Open Source Release: js-hll

One of the first things that we wanted to do with HyperLogLog when we first started playing with it was to support and expose it natively in the browser. The thought of allowing users to directly interact with these structures — perform arbitrary unions and intersections on effectively unbounded sets all on the client — was exhilarating to us. We knew it could be done but we simply didn’t have the time.

Fast forward a few years to today. We had finally enough in the meager science/research budget to pick up an intern for a few months and as a side project I tasked him with turning our dream into a reality. Without further ado, we are pleased to announce the open-source release of AK’s HyperLogLog implementation for JavaScript, js-hll. We are releasing this code under the Apache License, Version 2.0 matching our other open source offerings.

We knew that we couldn’t just release a bunch of JavaScript code without allowing you to see it in action — that would be a crime. We passed a few ideas around and the one that kept bubbling to the top was a way to kill two birds with one stone. We wanted something that would showcase what you can do with HLL in the browser and give us a tool for explaining HLLs. It is typical for us to explain how HLL intersections work using a Venn diagram. You draw some overlapping circles with a broder that represents the error and you talk about how if that border is close to or larger than the intersection then you can’t say much about the size of that intersection. This works just ok on a whiteboard but what you really want is to just build a visualization that allows you to select from some sets and see the overlap. Maybe even play with the precision a little bit to see how that changes the result. Well, we did just that!
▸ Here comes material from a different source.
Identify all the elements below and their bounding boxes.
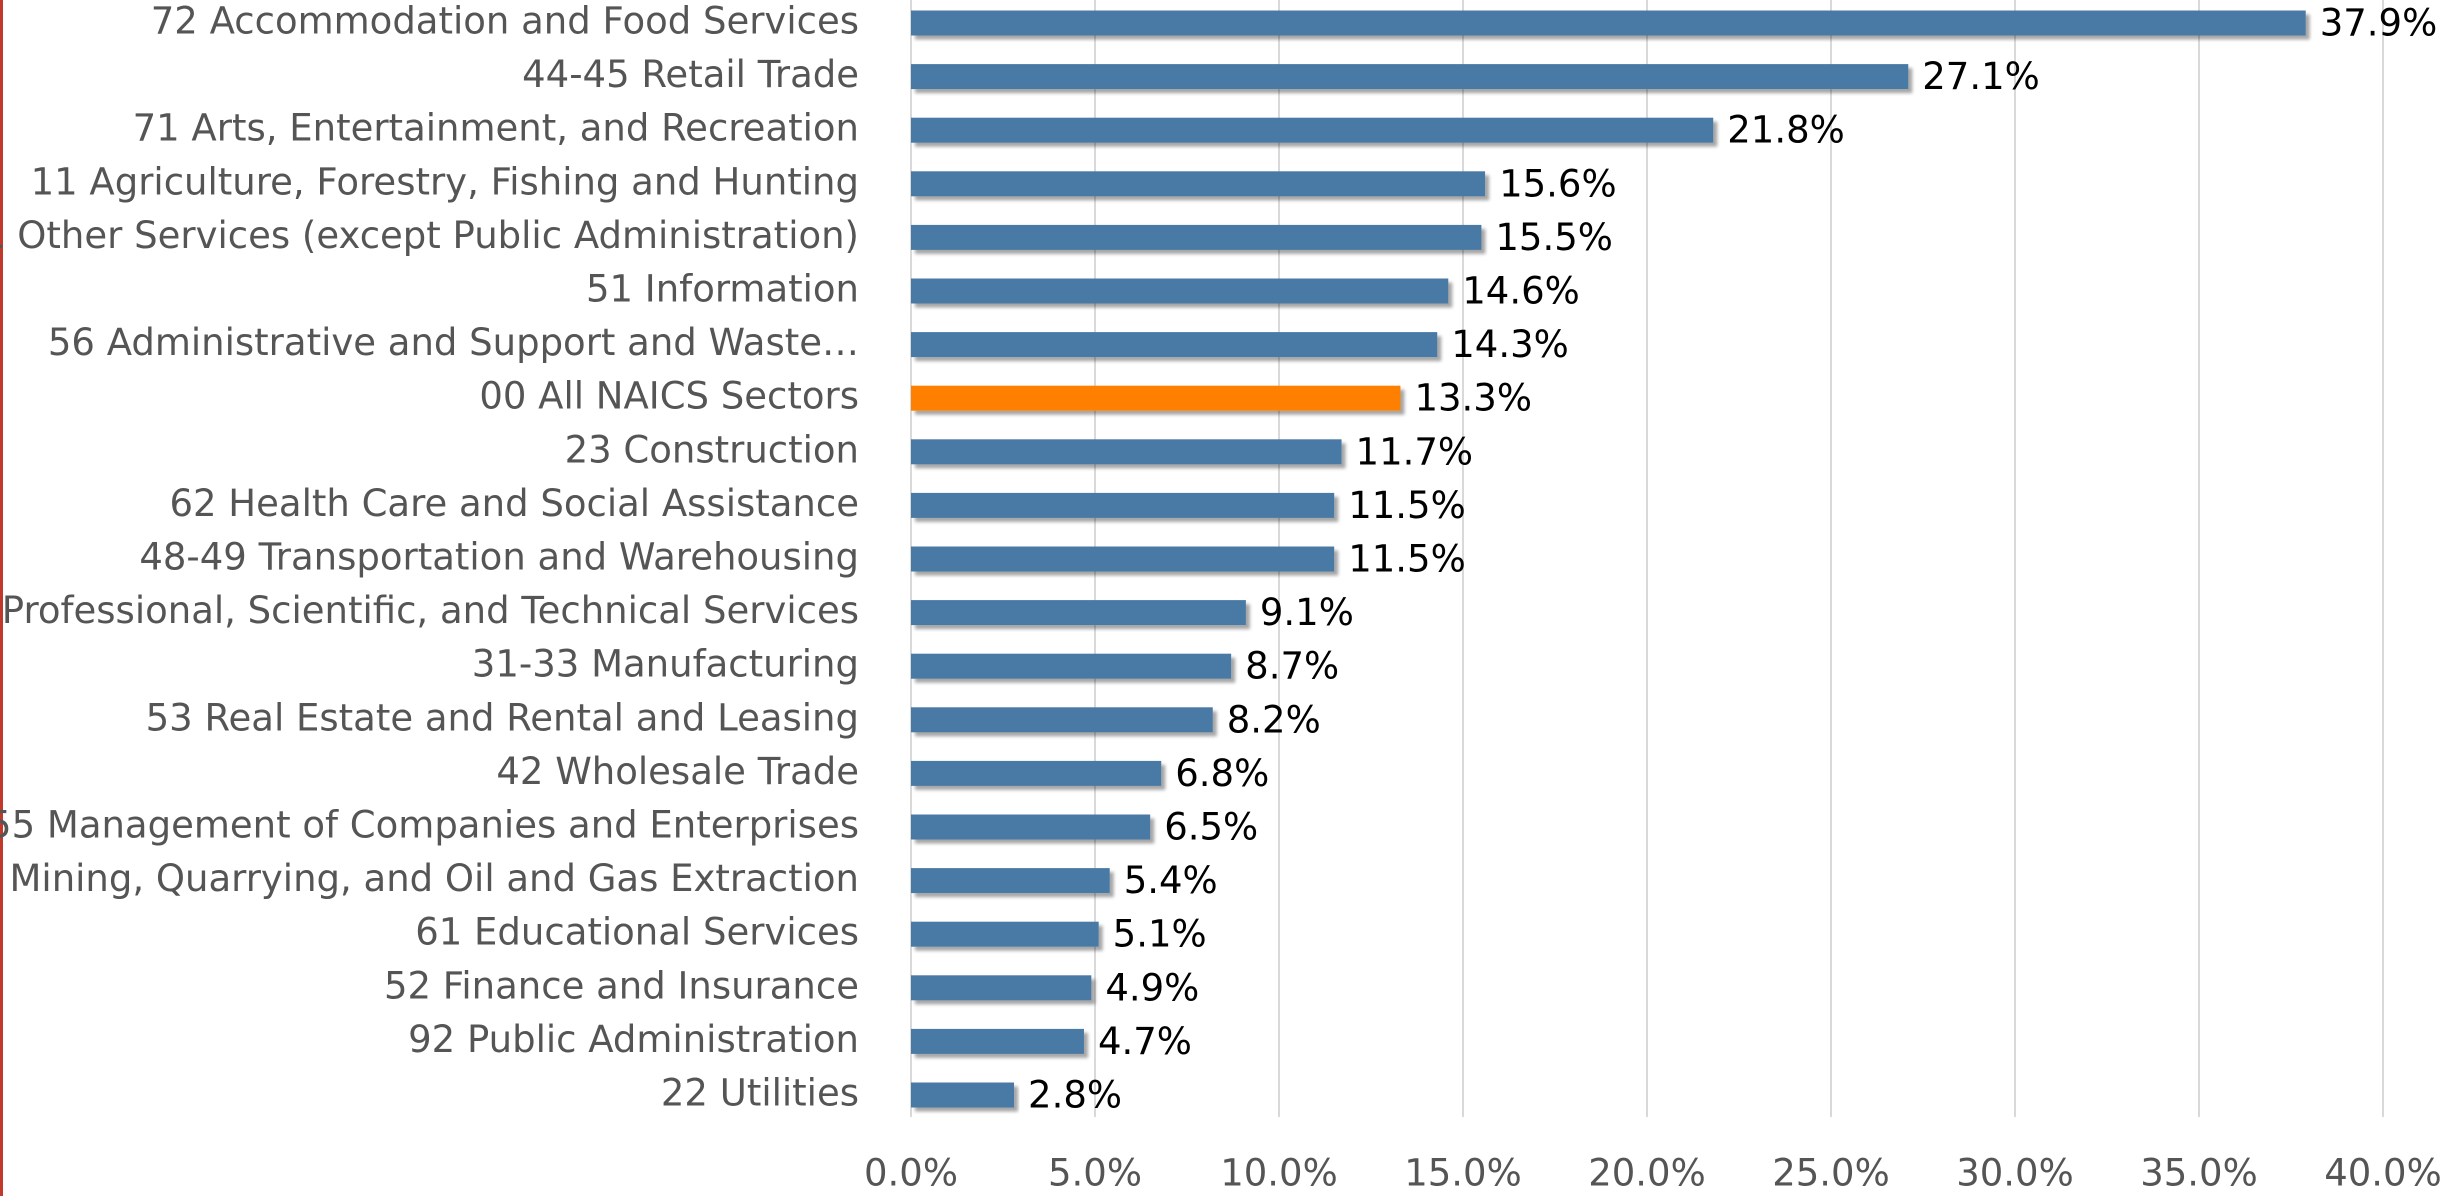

Click above to interact with the visualization

Click above to interact with the visualization

Note: There’s more interesting math in the error bounds that we haven’t explored. Presenting error bounds on a measurement that cannot mathematically be less than zero is problematic. For instance, if you have a ruler that can only measure to 1/2″ and you measure an object that truly is 1/8″ long you can say “all I know is this object measures under 0.25 inches”. Your object cannot measure less than 0 inches, so you would never say 0 minus some error bound. That is, you DO NOT say 0.0 ± 0.25 inches.  Similarly with set intersections there is no meaning to a negative intersection. We did some digging and just threw our hands up and tossed in what we feel are best practices. In the js-hll code we a) never show negative values and b) we call “spurious” any calculation that results in an answer within 20% of the error bound. If you have a better answer, we would love to hear it!